Mentre Gesù si avvicina a Gerico, sulla strada verso Gerusalemme, un cieco gli grida: “Gesù, figlio di Davide, abbi pietà di me!“. Si ferma e chiede che lo conducano a lui. Quindi gli domanda: “Che vuoi che io faccia per te?“. Quell’uomo risponde: “Signore, che io riabbia la vista“. E Gesù: “Abbi di nuovo la vista!“. Subito ci vede e inizia a “seguirlo glorificando Dio”.
Il miracolo è reale, istantaneo e verificabile da tutti, perché tutti conoscono quell’uomo e la sua condizione di cecità.
La narrazione evangelica, tuttavia, spinge ad andare oltre l’evento per riconoscerne il significato simbolico.
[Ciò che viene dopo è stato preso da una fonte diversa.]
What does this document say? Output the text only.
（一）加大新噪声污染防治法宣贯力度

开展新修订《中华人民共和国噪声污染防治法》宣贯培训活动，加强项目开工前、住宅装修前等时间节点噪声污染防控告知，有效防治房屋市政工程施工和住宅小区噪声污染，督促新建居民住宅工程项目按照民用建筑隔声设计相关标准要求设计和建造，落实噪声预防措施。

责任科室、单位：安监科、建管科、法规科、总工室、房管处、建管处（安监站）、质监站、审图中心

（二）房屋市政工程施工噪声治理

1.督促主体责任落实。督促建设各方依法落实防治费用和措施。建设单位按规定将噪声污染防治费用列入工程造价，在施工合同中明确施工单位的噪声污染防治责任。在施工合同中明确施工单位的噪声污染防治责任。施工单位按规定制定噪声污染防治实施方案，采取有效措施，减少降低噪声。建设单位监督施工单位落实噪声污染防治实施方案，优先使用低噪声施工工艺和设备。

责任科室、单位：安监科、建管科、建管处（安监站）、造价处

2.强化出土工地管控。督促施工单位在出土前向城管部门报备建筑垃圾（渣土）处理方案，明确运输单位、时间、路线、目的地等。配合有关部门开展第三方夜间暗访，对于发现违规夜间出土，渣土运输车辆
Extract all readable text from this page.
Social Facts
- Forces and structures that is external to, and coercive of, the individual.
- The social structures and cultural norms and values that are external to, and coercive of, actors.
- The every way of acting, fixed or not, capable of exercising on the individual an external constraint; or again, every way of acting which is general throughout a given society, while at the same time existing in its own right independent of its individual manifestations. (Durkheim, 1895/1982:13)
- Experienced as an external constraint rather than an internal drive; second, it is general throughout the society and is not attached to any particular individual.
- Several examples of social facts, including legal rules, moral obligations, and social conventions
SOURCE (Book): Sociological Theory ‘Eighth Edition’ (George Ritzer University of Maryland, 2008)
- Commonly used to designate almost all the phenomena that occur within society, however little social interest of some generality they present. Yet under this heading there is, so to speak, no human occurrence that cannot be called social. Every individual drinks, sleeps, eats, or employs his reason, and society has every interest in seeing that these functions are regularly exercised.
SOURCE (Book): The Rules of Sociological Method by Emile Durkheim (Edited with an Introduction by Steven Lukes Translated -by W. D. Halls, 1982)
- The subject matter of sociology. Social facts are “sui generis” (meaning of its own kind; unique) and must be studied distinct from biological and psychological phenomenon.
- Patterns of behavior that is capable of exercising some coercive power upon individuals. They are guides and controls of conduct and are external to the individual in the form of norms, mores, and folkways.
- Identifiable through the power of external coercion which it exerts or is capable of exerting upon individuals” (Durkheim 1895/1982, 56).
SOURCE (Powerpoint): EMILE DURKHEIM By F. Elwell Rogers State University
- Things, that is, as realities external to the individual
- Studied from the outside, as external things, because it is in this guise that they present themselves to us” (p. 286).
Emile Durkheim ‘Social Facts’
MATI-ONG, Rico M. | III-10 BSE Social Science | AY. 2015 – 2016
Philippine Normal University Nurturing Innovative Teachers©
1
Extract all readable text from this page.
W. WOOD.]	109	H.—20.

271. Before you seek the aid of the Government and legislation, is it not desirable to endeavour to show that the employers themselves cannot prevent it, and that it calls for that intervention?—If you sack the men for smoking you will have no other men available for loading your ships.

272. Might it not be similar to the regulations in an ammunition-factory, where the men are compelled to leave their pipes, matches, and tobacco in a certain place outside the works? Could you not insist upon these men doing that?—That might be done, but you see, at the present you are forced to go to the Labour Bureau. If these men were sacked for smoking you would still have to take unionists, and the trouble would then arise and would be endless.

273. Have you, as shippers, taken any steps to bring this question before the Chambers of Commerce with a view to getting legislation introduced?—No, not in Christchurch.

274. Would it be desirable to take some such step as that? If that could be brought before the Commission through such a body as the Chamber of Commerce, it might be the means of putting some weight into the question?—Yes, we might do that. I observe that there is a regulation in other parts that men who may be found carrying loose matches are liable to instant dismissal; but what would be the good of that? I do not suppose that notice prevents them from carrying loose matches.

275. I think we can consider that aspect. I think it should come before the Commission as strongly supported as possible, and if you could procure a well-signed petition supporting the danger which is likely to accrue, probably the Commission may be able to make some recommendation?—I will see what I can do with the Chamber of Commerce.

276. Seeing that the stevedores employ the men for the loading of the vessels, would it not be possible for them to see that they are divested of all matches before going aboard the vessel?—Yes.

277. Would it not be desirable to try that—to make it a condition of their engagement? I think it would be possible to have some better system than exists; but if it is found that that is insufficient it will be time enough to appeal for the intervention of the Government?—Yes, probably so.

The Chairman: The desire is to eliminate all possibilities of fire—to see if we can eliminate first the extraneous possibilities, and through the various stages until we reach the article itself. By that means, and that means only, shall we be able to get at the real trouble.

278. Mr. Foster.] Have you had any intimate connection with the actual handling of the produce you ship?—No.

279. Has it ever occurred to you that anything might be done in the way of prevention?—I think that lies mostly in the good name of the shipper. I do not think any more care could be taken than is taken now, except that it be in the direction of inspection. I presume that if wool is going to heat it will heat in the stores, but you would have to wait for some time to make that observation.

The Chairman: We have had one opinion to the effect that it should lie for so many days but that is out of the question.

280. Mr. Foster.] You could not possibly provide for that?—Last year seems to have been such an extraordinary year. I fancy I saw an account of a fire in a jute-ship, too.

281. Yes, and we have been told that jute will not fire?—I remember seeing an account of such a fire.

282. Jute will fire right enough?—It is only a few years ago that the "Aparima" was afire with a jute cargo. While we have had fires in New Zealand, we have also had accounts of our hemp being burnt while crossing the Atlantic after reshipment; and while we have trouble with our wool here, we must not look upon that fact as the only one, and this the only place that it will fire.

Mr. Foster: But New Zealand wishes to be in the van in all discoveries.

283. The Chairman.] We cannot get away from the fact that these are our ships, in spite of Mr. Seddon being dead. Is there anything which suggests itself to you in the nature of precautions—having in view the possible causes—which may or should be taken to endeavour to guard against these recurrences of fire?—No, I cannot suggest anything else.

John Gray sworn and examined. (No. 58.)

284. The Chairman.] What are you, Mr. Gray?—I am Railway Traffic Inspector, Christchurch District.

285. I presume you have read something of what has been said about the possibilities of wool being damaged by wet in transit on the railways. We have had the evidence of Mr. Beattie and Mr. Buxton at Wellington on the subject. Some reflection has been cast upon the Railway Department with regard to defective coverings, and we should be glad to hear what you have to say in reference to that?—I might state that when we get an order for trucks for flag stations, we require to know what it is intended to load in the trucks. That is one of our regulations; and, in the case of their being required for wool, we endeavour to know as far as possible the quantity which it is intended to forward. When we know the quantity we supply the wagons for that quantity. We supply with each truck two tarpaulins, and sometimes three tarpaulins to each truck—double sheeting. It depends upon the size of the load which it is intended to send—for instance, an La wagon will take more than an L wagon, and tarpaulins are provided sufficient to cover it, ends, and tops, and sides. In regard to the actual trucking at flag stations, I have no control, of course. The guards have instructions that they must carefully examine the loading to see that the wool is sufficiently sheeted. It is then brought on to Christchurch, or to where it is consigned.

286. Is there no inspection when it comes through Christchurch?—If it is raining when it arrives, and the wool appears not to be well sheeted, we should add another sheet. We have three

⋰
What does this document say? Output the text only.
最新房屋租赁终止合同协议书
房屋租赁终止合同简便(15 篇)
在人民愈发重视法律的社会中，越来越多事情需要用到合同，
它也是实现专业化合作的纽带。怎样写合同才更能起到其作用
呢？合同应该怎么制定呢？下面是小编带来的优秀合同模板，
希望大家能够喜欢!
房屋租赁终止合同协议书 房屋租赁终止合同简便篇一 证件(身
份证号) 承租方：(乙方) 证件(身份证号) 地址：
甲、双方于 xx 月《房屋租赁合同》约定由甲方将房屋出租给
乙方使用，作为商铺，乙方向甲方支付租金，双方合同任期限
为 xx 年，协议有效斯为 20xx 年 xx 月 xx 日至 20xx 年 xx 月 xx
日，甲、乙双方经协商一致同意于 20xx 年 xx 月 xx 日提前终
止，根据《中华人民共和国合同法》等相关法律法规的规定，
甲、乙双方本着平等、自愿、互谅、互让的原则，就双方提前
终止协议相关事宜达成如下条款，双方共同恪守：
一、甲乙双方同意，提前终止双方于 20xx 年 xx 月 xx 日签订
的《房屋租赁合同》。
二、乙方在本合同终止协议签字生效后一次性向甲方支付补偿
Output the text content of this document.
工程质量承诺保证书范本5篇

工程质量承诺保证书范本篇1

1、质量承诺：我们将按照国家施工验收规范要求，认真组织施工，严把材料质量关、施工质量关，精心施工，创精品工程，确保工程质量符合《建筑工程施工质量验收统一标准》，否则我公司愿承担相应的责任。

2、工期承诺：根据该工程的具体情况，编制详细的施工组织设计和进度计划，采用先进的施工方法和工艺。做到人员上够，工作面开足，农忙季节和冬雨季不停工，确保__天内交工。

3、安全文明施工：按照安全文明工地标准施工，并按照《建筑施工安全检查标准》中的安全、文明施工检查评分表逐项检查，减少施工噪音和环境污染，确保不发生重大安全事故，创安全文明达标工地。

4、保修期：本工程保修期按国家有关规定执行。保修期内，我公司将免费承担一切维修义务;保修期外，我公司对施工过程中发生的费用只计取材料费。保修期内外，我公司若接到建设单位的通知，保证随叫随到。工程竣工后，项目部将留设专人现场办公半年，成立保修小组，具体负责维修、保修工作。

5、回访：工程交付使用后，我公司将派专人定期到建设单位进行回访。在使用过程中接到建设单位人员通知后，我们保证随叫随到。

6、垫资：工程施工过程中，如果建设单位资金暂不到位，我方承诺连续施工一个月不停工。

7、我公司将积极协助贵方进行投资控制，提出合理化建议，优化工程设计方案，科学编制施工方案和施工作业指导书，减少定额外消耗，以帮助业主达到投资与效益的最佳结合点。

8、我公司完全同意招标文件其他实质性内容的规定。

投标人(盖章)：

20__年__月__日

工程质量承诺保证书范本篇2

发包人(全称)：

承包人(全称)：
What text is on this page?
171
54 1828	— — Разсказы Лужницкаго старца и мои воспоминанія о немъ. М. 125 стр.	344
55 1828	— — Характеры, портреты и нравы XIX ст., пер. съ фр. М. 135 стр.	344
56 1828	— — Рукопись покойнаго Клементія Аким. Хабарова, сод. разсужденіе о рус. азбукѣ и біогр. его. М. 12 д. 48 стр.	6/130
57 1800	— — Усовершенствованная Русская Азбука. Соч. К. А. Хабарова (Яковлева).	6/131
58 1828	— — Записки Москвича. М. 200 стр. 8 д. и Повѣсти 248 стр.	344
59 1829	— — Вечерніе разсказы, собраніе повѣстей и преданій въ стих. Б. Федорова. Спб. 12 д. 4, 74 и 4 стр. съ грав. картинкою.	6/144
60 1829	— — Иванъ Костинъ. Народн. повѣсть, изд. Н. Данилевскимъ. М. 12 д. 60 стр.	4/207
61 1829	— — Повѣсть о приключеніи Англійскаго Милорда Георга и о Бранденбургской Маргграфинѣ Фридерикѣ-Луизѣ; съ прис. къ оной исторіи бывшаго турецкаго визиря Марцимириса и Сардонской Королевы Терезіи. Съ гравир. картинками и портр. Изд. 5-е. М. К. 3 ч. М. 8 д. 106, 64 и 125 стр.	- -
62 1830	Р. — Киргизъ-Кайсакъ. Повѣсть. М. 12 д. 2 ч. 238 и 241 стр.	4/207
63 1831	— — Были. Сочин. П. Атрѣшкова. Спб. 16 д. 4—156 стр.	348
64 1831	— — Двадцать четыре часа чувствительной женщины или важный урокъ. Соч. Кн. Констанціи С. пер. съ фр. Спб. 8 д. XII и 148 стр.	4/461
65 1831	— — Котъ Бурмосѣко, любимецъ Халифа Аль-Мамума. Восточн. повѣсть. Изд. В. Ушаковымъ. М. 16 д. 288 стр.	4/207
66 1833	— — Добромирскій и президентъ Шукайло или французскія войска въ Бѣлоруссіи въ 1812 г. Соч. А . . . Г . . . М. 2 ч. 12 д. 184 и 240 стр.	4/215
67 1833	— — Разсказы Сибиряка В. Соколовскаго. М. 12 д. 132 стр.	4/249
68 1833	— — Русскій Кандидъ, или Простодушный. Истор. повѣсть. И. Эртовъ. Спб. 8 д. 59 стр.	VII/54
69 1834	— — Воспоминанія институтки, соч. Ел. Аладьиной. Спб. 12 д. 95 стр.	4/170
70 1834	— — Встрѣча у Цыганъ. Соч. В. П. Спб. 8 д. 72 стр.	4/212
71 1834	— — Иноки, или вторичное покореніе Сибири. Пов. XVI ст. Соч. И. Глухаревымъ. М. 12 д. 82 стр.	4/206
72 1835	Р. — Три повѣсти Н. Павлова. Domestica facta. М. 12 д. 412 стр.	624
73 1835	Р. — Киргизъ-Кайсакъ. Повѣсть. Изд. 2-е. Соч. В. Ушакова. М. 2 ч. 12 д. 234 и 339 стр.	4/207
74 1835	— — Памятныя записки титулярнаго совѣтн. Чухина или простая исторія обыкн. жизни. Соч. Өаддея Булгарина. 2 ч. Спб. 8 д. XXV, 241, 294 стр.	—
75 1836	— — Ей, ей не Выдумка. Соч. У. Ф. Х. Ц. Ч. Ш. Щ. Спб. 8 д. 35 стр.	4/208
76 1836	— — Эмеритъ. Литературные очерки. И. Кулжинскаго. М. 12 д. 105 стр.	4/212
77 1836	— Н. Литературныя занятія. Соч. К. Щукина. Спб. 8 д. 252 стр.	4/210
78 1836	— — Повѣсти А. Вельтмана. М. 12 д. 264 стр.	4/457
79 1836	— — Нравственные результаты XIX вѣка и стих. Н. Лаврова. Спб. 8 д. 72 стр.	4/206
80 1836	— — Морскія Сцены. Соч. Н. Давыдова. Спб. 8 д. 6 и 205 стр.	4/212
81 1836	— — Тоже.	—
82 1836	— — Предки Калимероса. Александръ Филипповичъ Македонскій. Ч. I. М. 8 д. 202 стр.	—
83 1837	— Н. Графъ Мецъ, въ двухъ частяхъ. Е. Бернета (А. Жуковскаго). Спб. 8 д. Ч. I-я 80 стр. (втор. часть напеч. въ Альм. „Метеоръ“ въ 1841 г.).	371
Quell’uomo incapace di vedere Gesù e gli altri, che riceve il dono della vista e inizia a seguire il Signore e glorificare Dio, segna infatti il cammino di maturazione nella fede che deve percorrere ogni discepolo.
Anche noi spesso siamo ciechi, incapaci di vedere Gesù e gli altri, soprattutto Gesù negli altri.
Egli stesso ha detto: “Ho avuto fame e mi avete dato da mangiare, ho avuto sete e mi avete dato da bere; ero forestiero e mi avete ospitato, nudo e mi avete vestito, malato e mi avete visitato, carcerato e siete venuti a trovarmi”
Eppure quanta difficoltà nel “vederlo” in chi è povero, affamato, forestiero, immigrato, rifugiato, malato, carcerato.
Se un cieco non riesce a vedere il sole, non significa che non sia sorto, nonostante il “buio” degli occhi; se un ateo non riesce a vedere Dio, non significa che non sia presente, nonostante il “buio” della mente; se un credente non riesce a vedere Gesù in chi è in difficoltà, non significa che Egli non ci si identifichi, nonostante il “buio” del cuore.
Se, dunque, facendoci un sincero esame di coscienza ci accorgiamo di essere pure noi ciechi in qualcosa, accorriamo al Signore e chiediamogli che tocchi gli occhi del nostro cuore e ci faccia dono della vista.
Come avvenuto per quell’uomo a Gerico, anche per noi l’inizio di un percorso autentico di fede è segnato dalla capacità di “seguire Gesù e glorificare Dio”. Seguirne l’insegnamento e l’esempio, glorificando la santità e la misericordia di Dio nella nostra vita.